Im Bahnverkehr läuft der von der Lokführergewerkschaft GDL ausgerufene Streik an, mit dem neben höherem Verdienst auch kürzere Arbeitszeiten durchgesetzt werden sollen. Seit 18 Uhr soll der Güterverkehr zum Stillstand kommen, ab 22 Uhr dann auch der Personenverkehr – und das dann 24 Stunden lang bis Freitagabend, 22 Uhr. Die Deutsche Bahn rechnet aufgrund des Streiks bundesweit mit Verspätungen und Zugausfällen.
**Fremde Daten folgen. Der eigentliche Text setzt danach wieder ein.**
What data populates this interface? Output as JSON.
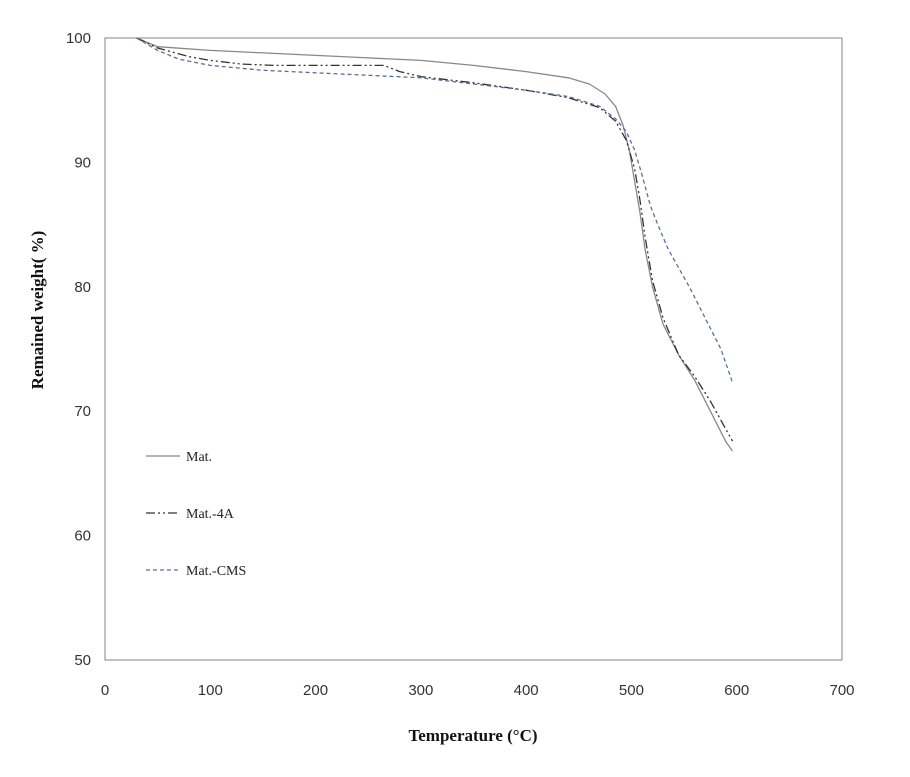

Der Notfahrplan sichere nur „ein sehr begrenztes Zugangebot im Fern-, Regional- und S-Bahn Verkehr der DB“, teilte der Staatskonzern mit. Alle Fahrgäste, die ihre für den Donnerstagabend und Freitag geplante Reise verschieben möchten, können ihr Ticket zu einem späteren Zeitpunkt nutzen – die Zugbindung für Sparpreis-Tickets ist aufgehoben. Ticket gelten dabei für die Fahrt zum ursprünglichen Zielort, auch mit einer geänderten Streckenführung, Sitzplatzreservierungen können kostenfrei storniert werden.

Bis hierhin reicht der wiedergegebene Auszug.